2. Description of Related Art
Superior high-temperature properties are required to improve the performance of heat resistant and corrosion resistant members. These members include, for example, gas turbine blades, combustor cans, ducting and nozzle guide vanes in combustion turbines and combined cycle power plants. Turbine blades, for example, are driven by hot gasses, and the efficiency of the gas turbine increases with the rise in operation temperature. The demand for continued improvement in efficiency has driven the system designers to specify increasingly higher turbine inlet temperatures. Thus, there is a continuing need for materials that can achieve higher operational temperatures.
Ceramic coatings generally have been used to allow standard materials to operate in higher temperature environments. Ceramic thermal barrier coatings and high temperature abradable coatings may be applied using, for example, a thermal spray process. In one form of this process, ceramic powder feedstock is injected into a high velocity plasma stream where it is simultaneously melted and propelled toward a substrate.
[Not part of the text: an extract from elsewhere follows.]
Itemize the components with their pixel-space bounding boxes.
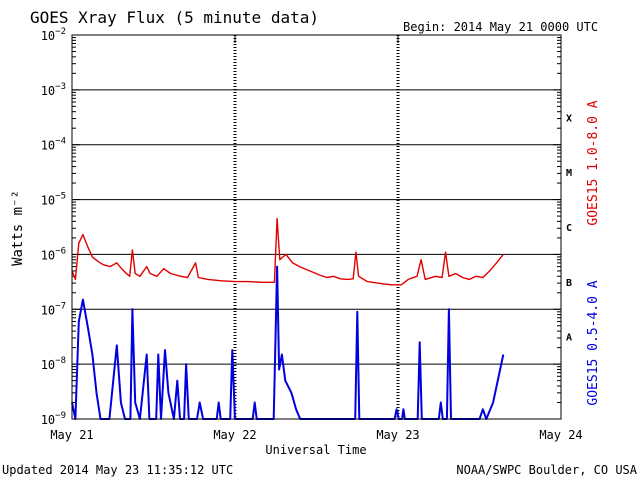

One factor that impacts coating lifetime is the sintering rate of the coating. When the coating is cycled above half of its absolute melting temperature, the coating begins to sinter causing volume shrinkage. As the coating shrinks, the stress difference between the coating and substrate increases. At a certain amount of shrinkage (which varies depending on the type of structure), the stress difference exceeds the adhesive or cohesive strength of the coating and it becomes detached. Decreasing the sintering rate increases the amount of time before the critical shrinkage is achieved, so it can become a major design consideration.
As industry demands continue to drive higher operating temperatures, there remains a need in the art for coating materials that can meet performance requirements at increasingly higher temperatures.